There has been little work to date regarding the proper use of covariate information in non-inferiority trials. Too often knowledge obtained in the superiority setting is applied directly to the non-inferiority setting. However, due to the reversal of the hypotheses and the consequent reversal of the implication of error probabilities, this is a dangerous practice. The current work demonstrates that in both superiority and non-inferiority, failure to adjust for important covariates results in estimates of treatment effect that are biased towards zero with standard errors that are deflated.

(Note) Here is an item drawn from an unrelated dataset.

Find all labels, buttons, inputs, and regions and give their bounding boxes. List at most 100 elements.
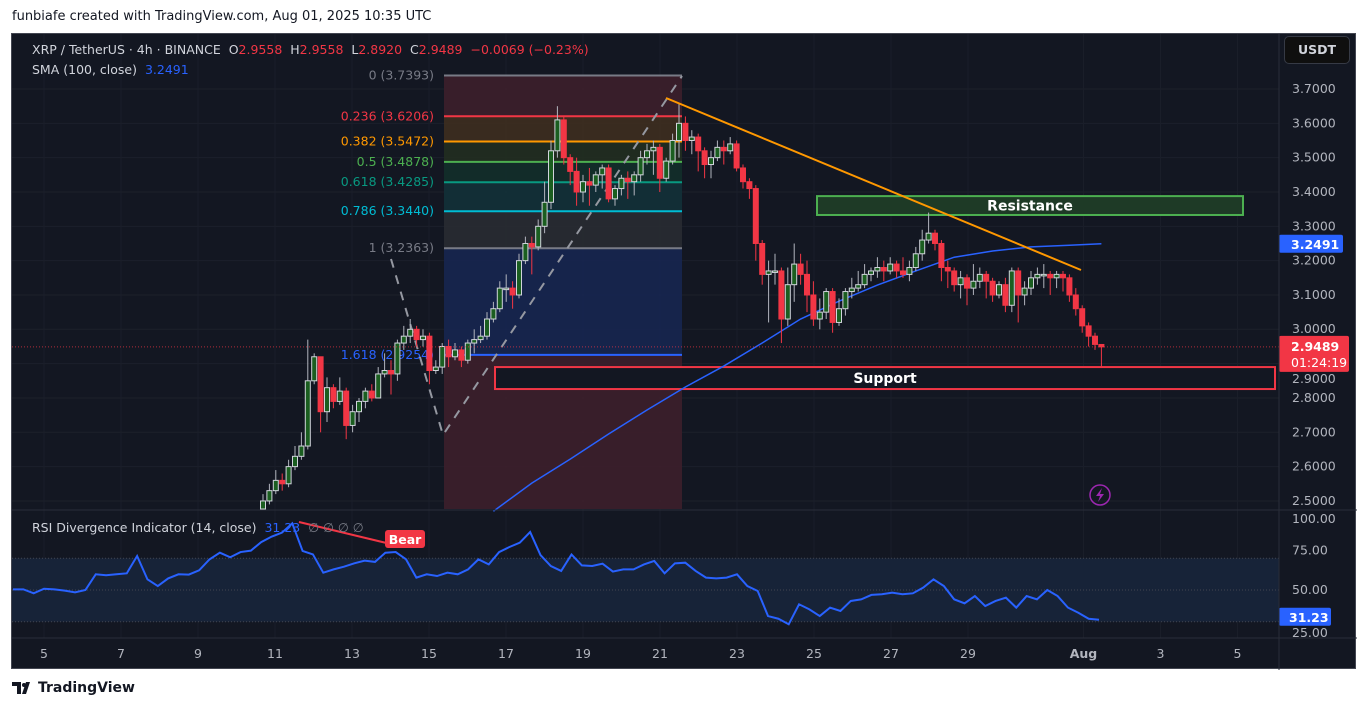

However, as no treatment difference is approached under the null hypothesis in superiority and under the alternative in non-inferiority, this results in decreased power and nominal or conservative (deflated) type I error in the context of superiority, but inflated power and type I error under non-inferiority. This occurs regardless of adjustment at randomization. Generally, it is advised that covariates requiring adjustment be specified before the start of the trial. However, important prognostic factors are not always known in advance. Thus, a joint statistic for the identification of important covariates based on the simultaneous assessment of influence on outcome and disparity across treatment groups is developed for the non-inferiority setting. This statistic, when calculated for all available covariates in a trial, can be used to rank them according to importance. This ranking can be used to identify the subset that will optimize the tradeoff between the change in the point estimate of the treatment effect and its precision while preserving type I error. This method is applied to the Rapid Anticonvulsant Medication Prior to Arrival Trial (RAMPART) and its pediatric cohort.